AUTONOMIA DOS CLUBES DEVE GUIAR POLÍTICA DESPORTIVA NOS AÇORES, DEFENDE SOFIA RIBEIRO

A Secretária Regional da Educação, Cultura e Desporto afirmou esta terça‑feira, na Assembleia Legislativa dos Açores, que a política pública para o setor deve privilegiar a criação de condições que reforcem a autonomia das entidades desportivas, segundo nota de imprensa divulgada pela tutela.

A Secretária Regional da Educação, Cultura e Desporto, Sofia Ribeiro, defendeu que o futuro das políticas públicas para o desporto “deve centrar‑se na criação de condições para que as entidades desportivas ganhem maior independência”. A posição foi expressa durante o debate parlamentar sobre os apoios ao setor, realizado esta terça‑feira, 13 de janeiro de 2026, na Assembleia Legislativa da Região Autónoma dos Açores, conforme detalhado na nota de imprensa emitida pela Secretaria Regional.

“Mais do que focarmos a estratégia política na atribuição de apoios, impõe‑se que a visão da política pública seja assente no desenvolvimento de condições para que os clubes e as associações desportivas possam, com maior autonomia, desenvolver a sua atividade”, afirmou a governante.

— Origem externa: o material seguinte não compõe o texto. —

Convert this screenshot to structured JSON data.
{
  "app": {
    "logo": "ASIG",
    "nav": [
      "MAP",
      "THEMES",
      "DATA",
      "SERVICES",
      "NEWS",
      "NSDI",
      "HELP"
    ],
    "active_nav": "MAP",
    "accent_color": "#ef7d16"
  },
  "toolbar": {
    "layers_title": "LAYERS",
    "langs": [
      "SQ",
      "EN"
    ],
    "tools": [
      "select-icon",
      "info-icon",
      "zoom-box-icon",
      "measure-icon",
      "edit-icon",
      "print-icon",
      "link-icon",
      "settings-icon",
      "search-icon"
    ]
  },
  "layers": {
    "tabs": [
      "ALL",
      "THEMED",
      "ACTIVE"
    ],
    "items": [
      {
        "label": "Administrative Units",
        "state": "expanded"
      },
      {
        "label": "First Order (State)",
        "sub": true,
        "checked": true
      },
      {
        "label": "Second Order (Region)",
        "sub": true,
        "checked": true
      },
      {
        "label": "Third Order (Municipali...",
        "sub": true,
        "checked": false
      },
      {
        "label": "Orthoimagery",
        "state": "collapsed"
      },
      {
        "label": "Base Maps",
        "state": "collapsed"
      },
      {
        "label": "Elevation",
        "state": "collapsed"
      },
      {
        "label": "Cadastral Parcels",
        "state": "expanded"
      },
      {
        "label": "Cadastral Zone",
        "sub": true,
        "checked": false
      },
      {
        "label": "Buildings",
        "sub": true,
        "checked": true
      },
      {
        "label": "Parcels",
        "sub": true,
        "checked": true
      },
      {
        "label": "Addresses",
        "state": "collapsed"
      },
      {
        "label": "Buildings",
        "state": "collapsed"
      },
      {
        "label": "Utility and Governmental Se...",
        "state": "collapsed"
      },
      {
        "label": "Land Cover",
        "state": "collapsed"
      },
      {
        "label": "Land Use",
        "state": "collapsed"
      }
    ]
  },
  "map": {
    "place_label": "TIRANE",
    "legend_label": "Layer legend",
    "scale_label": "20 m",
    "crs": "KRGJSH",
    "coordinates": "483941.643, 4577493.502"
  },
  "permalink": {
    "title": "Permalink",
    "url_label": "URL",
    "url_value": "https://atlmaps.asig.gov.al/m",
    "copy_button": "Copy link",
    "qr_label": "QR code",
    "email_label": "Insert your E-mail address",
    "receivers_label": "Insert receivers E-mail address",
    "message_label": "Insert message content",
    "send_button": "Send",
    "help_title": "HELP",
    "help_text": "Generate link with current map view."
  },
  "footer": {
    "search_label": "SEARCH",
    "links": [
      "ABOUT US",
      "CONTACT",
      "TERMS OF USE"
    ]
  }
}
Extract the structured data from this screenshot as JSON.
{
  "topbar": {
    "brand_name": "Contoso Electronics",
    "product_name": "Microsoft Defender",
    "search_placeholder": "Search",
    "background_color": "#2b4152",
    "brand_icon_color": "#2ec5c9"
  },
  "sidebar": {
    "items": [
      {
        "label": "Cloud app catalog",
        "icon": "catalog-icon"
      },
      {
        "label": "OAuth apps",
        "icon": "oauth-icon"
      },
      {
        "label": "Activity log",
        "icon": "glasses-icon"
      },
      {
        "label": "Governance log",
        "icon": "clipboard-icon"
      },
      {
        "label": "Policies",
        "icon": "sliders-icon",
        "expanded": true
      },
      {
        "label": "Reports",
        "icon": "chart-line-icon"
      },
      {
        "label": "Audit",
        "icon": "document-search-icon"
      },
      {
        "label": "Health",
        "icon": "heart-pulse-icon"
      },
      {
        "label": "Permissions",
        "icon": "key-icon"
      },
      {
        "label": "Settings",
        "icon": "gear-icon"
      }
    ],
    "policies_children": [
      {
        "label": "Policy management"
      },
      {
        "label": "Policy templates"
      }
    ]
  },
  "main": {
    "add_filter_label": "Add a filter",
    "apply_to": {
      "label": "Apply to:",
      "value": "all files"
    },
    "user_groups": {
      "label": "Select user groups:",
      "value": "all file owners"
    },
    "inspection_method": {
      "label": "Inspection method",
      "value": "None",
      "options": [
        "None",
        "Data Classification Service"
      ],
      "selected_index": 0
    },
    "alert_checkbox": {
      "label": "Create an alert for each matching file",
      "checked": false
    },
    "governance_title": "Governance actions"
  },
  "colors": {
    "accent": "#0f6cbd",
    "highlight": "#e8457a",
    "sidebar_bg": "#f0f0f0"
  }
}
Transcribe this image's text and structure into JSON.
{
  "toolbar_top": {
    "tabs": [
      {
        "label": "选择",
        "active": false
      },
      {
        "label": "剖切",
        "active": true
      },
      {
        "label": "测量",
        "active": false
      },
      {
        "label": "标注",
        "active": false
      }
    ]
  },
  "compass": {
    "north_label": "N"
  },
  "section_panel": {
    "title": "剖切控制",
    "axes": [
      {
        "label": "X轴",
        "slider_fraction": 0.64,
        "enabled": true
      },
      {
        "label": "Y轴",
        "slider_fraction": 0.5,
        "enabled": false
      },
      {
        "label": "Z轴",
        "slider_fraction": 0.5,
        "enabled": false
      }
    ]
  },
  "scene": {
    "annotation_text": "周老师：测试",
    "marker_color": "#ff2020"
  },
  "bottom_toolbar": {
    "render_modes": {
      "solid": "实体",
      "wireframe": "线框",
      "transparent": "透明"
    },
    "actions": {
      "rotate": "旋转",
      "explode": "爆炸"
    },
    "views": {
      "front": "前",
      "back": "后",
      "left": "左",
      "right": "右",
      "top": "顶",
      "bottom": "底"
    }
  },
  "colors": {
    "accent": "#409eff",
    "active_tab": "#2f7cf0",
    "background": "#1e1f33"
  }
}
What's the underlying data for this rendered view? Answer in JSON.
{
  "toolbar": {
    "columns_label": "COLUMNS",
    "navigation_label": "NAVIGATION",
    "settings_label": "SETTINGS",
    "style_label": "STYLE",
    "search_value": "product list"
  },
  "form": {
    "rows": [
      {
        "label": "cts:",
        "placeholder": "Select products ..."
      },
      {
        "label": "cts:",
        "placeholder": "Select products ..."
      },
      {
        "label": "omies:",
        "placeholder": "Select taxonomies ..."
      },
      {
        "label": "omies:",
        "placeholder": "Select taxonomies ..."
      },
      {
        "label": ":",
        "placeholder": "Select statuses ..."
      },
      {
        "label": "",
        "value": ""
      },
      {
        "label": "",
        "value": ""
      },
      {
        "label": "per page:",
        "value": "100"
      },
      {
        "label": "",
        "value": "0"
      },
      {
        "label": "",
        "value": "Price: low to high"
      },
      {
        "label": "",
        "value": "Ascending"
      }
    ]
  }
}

Sofia Ribeiro sublinhou que a prioridade do Governo dos Açores está centrada no investimento direto nos atletas da Região, com especial enfoque nos escalões de formação. “O destaque deve ser dado aos escalões de formação, investindo no atleta açoriano”, declarou, acrescentando que esta aposta “permite alimentar os escalões seniores e formar cidadãos mais ativos e conscientes”.

A Secretária Regional rejeitou leituras generalistas sobre alegadas dificuldades financeiras no setor, defendendo que não se devem confundir casos isolados de má gestão com a realidade global do desporto açoriano. “Não se pode generalizar, para todo o setor desportivo, situações que são específicas de alguns clubes e que são geradas por opções de gestão dos próprios”, frisou. Em alguns casos, acrescentou, essas opções conduzem ao congelamento de verbas por parte de credores ou ao incumprimento de obrigações fiscais.

A governante destacou ainda que a autonomia que o Executivo pretende promover já se reflete em mudanças procedimentais concretas. Pela primeira vez, na época 2025/2026, o Governo processou a totalidade dos apoios destinados às viagens, aos apoios complementares no âmbito da atividade competitiva nacional e do Campeonato de Futebol dos Açores, bem como o apoio à contratação de treinadores, numa única tranche. “De um modo geral, os clubes e as associações começam o ano civil de 2026 melhor do que alguma vez começaram, com toda a sua participação paga”, garantiu.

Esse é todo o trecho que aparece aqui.